Maybe it would be better to have a service that actually goes out and tests a plan from a hosting company that is very close to certain specific criteria - enough to host a blog and some photos/files. Maybe they could run a feature suite on that host to see what services they provide, what versions of software they offer, and how well it all runs.

One of the major issues WordPress has had in installing on various hosts is that they all run their PHP differently. Some use CGI, some use server modules. Some run their CGI in weird protective shells, some don’t. And the php.ini settings, ugh… It all amounts to very differing environments on the server that the software has to account for. And so what if you find a great host at a great price and they report all of the features you need, but they have their PHP configured so backwards that you jump through 80 hoops just to get something simple to run? At that rate even $5/month is a waste.

More importantly, no service I’ve seen has ever talked about how great their support is and backed up their claims. The service that I mentioned above said they offered 24/7 telephone support. What they don’t tell you is that it’s a long-distance call, and there aren’t enough techs available to keep your wait time down to less than an hour. So what looks like a promising support bonus is actually something that you can’t rely on at all.

Sure, you want the service to be so stable that things just run. But we all have had things go awry before, whether through server error or a stupid mistake we’ve made. We’ve needed database backups restored, we’ve needed help setting up our DNS, we’ve needed extra software installed or upgraded on our servers, and sometimes we’ve needed simple questions answered like, “Where are my log files?” Good support is a necessity for good hosting.

So where is the chart that tells you who the good hosts are?

The guys at WordPress have tried to assemble a list of recommended hosts. I’m not sure exactly where this list comes from but I know that more people have had problems running WordPress on Dreamhost than anywhere else I’ve heard of. They report things like “I’ve temporarily disabled your database because you are running a query that is hitting the database too hard” and don’t bother to help you figure out the issue before summarily shutting you down. Each of those hosts kicks back some of their WordPress hosting fees to WordPress somehow, so I’m not sure that the recommendation there is even reliable, even if those guys are generally on the level.
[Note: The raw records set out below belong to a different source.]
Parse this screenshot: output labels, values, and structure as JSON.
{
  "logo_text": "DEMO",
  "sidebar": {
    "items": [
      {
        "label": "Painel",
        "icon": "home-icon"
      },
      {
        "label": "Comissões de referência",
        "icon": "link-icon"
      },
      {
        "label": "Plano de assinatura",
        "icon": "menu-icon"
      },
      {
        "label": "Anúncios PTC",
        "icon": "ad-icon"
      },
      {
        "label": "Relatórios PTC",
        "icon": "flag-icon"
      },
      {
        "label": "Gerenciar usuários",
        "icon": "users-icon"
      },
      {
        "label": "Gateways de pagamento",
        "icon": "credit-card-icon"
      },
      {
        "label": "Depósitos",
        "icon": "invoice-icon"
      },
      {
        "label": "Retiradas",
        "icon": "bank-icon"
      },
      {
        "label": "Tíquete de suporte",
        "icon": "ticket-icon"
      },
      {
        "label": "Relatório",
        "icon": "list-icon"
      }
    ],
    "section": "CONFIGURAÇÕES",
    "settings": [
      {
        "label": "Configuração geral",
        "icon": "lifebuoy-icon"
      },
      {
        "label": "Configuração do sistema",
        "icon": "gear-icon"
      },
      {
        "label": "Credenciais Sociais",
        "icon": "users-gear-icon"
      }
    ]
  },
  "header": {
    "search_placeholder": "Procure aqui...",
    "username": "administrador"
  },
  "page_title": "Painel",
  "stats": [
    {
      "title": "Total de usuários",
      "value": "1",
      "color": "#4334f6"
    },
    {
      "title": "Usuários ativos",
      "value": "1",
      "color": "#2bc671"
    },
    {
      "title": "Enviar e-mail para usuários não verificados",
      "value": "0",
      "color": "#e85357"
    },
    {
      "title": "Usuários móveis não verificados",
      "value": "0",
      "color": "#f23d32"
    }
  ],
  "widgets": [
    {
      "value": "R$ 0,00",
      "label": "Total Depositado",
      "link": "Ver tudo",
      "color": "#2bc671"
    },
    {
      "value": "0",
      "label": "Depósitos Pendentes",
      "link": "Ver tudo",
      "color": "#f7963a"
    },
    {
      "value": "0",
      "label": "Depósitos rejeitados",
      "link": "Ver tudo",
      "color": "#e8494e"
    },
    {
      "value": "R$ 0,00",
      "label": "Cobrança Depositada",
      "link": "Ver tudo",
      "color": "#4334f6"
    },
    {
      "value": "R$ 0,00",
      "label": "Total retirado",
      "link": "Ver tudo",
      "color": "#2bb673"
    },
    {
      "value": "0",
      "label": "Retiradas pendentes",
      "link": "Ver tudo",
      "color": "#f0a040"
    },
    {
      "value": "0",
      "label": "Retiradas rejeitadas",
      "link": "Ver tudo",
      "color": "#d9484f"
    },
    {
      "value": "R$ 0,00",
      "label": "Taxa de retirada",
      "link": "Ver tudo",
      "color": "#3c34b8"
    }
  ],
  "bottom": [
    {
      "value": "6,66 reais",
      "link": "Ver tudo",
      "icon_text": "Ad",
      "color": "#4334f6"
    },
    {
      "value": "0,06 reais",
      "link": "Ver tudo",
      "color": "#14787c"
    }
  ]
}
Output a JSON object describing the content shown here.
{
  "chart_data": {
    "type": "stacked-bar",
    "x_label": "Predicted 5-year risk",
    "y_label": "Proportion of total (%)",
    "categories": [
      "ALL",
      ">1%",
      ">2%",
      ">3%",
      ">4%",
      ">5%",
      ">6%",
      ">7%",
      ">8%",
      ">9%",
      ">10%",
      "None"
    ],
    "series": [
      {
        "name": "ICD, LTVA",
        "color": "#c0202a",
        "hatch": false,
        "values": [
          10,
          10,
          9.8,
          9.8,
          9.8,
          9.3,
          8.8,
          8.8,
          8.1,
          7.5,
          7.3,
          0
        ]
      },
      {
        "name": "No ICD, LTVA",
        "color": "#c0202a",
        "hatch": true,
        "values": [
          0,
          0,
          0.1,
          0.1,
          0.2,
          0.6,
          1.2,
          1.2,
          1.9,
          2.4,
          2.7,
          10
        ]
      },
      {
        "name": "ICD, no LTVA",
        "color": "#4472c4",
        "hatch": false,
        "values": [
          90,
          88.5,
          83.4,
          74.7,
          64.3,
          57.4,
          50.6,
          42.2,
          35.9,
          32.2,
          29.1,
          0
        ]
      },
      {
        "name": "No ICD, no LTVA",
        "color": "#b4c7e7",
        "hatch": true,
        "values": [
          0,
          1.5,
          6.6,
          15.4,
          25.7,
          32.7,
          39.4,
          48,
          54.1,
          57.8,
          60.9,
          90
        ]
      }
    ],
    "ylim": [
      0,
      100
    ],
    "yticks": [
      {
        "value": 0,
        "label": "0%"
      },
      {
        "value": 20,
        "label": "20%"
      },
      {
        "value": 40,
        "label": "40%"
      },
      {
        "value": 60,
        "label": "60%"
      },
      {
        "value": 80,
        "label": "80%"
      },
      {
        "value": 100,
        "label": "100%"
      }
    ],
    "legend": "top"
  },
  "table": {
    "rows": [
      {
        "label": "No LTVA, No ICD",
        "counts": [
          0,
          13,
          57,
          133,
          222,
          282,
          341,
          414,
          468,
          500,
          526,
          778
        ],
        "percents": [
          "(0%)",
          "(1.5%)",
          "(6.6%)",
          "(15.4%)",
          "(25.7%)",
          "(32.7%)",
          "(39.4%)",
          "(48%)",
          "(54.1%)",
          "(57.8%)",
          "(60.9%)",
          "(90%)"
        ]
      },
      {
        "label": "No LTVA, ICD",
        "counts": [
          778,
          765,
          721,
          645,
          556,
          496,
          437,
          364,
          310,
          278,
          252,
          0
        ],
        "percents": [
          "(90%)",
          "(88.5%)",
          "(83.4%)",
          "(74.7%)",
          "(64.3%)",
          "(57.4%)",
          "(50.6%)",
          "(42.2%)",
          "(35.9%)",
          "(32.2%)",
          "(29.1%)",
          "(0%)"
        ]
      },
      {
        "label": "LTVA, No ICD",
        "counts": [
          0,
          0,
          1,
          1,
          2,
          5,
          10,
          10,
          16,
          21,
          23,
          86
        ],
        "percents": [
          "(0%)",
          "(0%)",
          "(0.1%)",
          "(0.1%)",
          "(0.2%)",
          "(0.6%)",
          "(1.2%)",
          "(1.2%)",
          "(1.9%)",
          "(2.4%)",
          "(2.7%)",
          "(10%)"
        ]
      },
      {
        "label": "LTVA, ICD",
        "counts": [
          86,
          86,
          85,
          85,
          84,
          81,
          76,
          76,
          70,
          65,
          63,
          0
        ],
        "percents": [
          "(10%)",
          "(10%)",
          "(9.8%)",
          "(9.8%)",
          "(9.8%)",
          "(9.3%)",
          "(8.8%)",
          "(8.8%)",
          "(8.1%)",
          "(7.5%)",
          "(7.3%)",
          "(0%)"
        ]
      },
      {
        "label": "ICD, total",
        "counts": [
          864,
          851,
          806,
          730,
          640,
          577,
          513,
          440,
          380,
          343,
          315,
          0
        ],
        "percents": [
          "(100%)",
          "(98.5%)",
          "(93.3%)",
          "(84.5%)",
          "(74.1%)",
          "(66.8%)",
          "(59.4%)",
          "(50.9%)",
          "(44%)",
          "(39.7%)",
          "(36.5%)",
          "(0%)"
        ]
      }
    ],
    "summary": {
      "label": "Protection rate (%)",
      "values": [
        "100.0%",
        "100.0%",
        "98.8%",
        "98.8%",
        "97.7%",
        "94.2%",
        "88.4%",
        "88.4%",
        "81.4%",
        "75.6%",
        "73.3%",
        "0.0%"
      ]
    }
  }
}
Is there nothing that can help us?

I’m wondering what it would take to put together a service that pays for hosting at various hosts and keeps it for a month or two. During that time, it would simulate support issues by purposefully misconfiguring something and submitting it to their support department to gauge their response. A thoughtful scale could be compiled based on the difficulty of the issue, whether it was solved, and how long it took to arrive at a solution.

There could also be a complete inspection of the services available, such as what versions of what software the server was running, scripts installed, etc.

Most hosts oversell their servers. A complete report would tell how many other people were hosting on that off-the-shelf plan. It would also tell whether the host had an issue with maxing out their advertised storage limit - since many hosts will sell 100 × 3GB accounts on a server that can only hold 100GB total, on the assumption that the users won’t use all that space.

Bandwidth overages could be tested to see whether you get a warning when you approach your bandwidth limit, and then what (and whether) you get charged when you exceed it. Backup features could be verified. Extra charges for extra features could be calculated. The control panel for operating the hosting could have screenshots and be reviewed for capabilities.

What do you think? Is it a worthwhile endeavor? What other testing might you want to see?

Incidentally, Asymptomatic is hosted at TextDrive since I signed up for their VC3 program, and I’m having no issues so far. This isn’t an endorsement (yet) as much as an assurance that those other folks didn’t get my business.